A follow-up failure in cublas would be my second guess. Yes, you might be right as I’ve never seen this use case before and am sure nobody runs tests for it or ever executed it.
What’s your exact use case to create multiple contexts and execute different workloads there?

It’s part of my PhD thesis, I want to design a Real-Time scheduler for DL workloads. I want to create a pool of contexts and assign contexts to operations dynamically based on Real-Time constraints and deadlines. I’m thinking about migrating to Tensorflow but I want to make sure that I’m not doing something wrong with Libtorch first. I’ve spent lots of time getting comfortable with PyTorch’s API.

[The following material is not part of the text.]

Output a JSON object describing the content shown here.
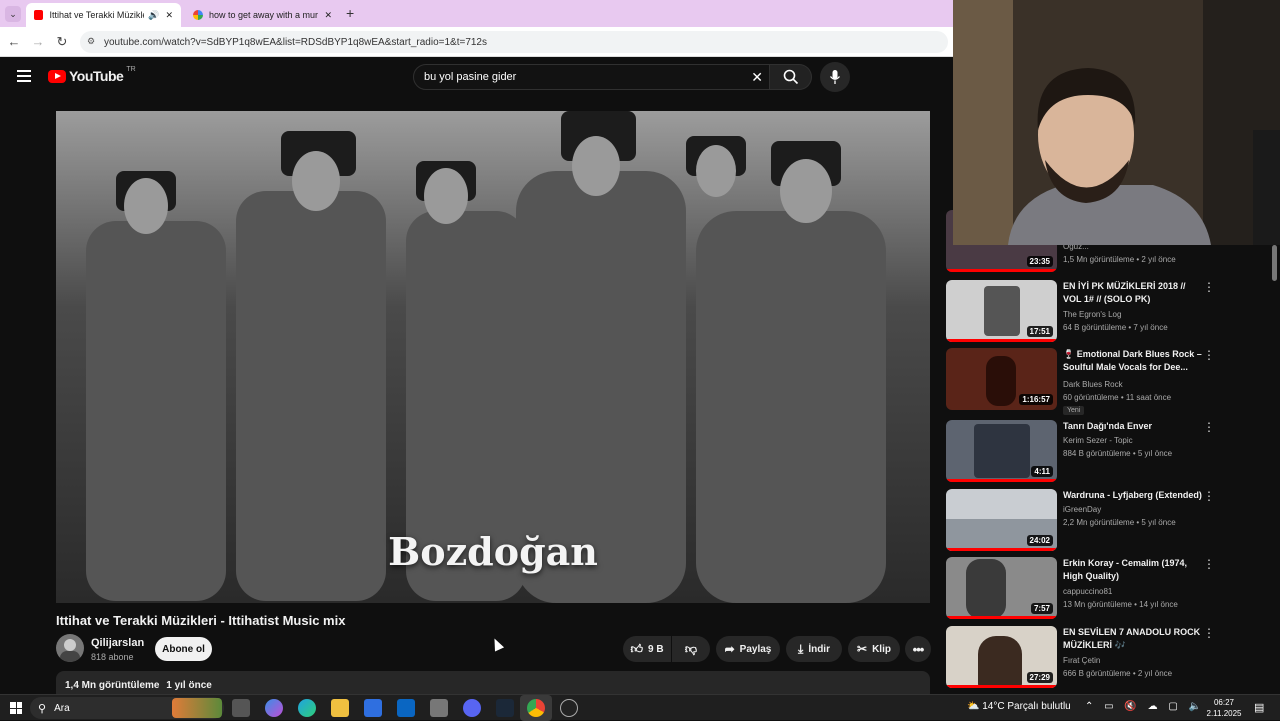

Do you have any idea why this is happening? This is a huge obstacle in front of my research right now. I considered other frameworks like TF or MXNet, but none of them have as mature C++ API as Pytorch.

No, as mentioned before, I would guess the different context properties are not supported if you are trying to reuse the same algorithms. Since it’s part of your research, I would recommend to scale down the problem first and try to run a simple workload in pure cublas/cuDNN using different contexts to see if these limitations are expected.